> I keep hearing this objection but how is the app supposedly stopping you from forming a happy relationship?
Most of these apps use ab testing to determine what features are launched. The speculation is that they optimize for retention and conversion into paying users, not for forming long lasting relationships. Retaining users is good for a business but terrible for people trying to form long term relationships.
It's pure speculation that this is what they are optimizing for in their experiments but I wouldn't be surprised if it's the case.
I think it’s much simpler: must relationships don’t end in forever monogamy. There’s like a 90% chance someone who leaves the dating pool will re-enter it eventually.
They don’t really need any algorithmic matching magic.
Also, the pool of people online dating is going to be somewhat (perhaps heavily) sample biased. People who are likely to form long term relationships will, over time, leave the dating pool at a higher rate than those who aren’t. By the time you hit age 35, you find the dating pool to be mostly people who haven’t permanently paired off for very obvious reasons (myself included, btw).
So overall, I just don’t think they worry at all about people leaving the dating pool.
I do think their incentive structure is broken and that plus the fact that they are all owned by two companies (and even one of them, Bumble, doesn’t just buy up all the competition) does prevent them from making the metric about user satisfaction though. I just don’t think it’s broken for this reason.

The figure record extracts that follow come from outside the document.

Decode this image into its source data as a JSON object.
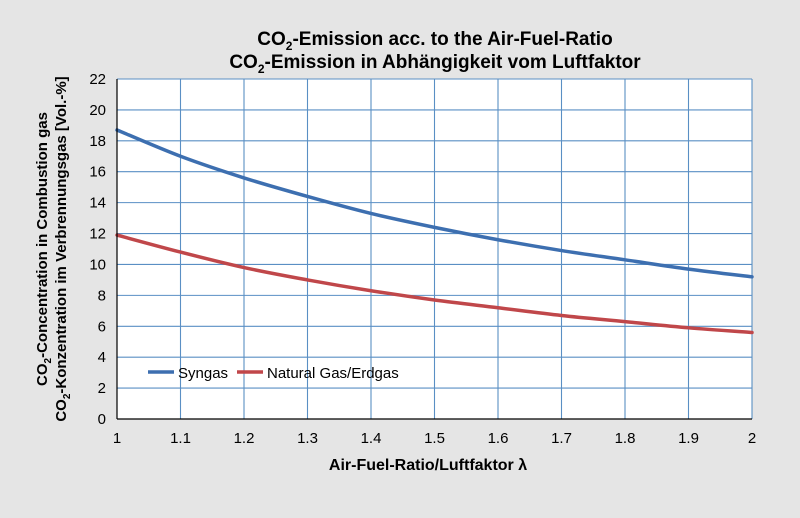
{
  "chart_data": {
    "type": "line",
    "title": {
      "line1": {
        "pre": "CO",
        "sub": "2",
        "post": "-Emission acc. to the Air-Fuel-Ratio"
      },
      "line2": {
        "pre": "CO",
        "sub": "2",
        "post": "-Emission in Abhängigkeit vom Luftfaktor"
      }
    },
    "xlabel": "Air-Fuel-Ratio/Luftfaktor λ",
    "ylabel": {
      "line1": {
        "pre": "CO",
        "sub": "2",
        "post": "-Concentration in Combustion gas"
      },
      "line2": {
        "pre": "CO",
        "sub": "2",
        "post": "-Konzentration im Verbrennungsgas [Vol.-%]"
      }
    },
    "xlim": [
      1,
      2
    ],
    "ylim": [
      0,
      22
    ],
    "x_ticks": [
      "1",
      "1.1",
      "1.2",
      "1.3",
      "1.4",
      "1.5",
      "1.6",
      "1.7",
      "1.8",
      "1.9",
      "2"
    ],
    "y_ticks": [
      "0",
      "2",
      "4",
      "6",
      "8",
      "10",
      "12",
      "14",
      "16",
      "18",
      "20",
      "22"
    ],
    "x_tick_values": [
      1,
      1.1,
      1.2,
      1.3,
      1.4,
      1.5,
      1.6,
      1.7,
      1.8,
      1.9,
      2
    ],
    "y_tick_values": [
      0,
      2,
      4,
      6,
      8,
      10,
      12,
      14,
      16,
      18,
      20,
      22
    ],
    "grid": true,
    "legend_position": "bottom-left",
    "x": [
      1,
      1.1,
      1.2,
      1.3,
      1.4,
      1.5,
      1.6,
      1.7,
      1.8,
      1.9,
      2
    ],
    "series": [
      {
        "name": "Syngas",
        "color": "#3d6fb0",
        "values": [
          18.7,
          17.0,
          15.6,
          14.4,
          13.3,
          12.4,
          11.6,
          10.9,
          10.3,
          9.7,
          9.2
        ]
      },
      {
        "name": "Natural Gas/Erdgas",
        "color": "#c0474a",
        "values": [
          11.9,
          10.8,
          9.8,
          9.0,
          8.3,
          7.7,
          7.2,
          6.7,
          6.3,
          5.9,
          5.6
        ]
      }
    ]
  },
  "colors": {
    "background": "#e5e5e5",
    "plot_background": "#ffffff",
    "grid": "#5a8fc4",
    "axis": "#000000"
  }
}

Most of these apps use ab testing to determine what features are launched. The speculation is that they optimize for retention and conversion into paying users, not for forming long lasting relationships. Retaining users is good for a business but terrible for people trying to form long term relationships.
It's pure speculation that this is what they are optimizing for in their experiments but I wouldn't be surprised if it's the case.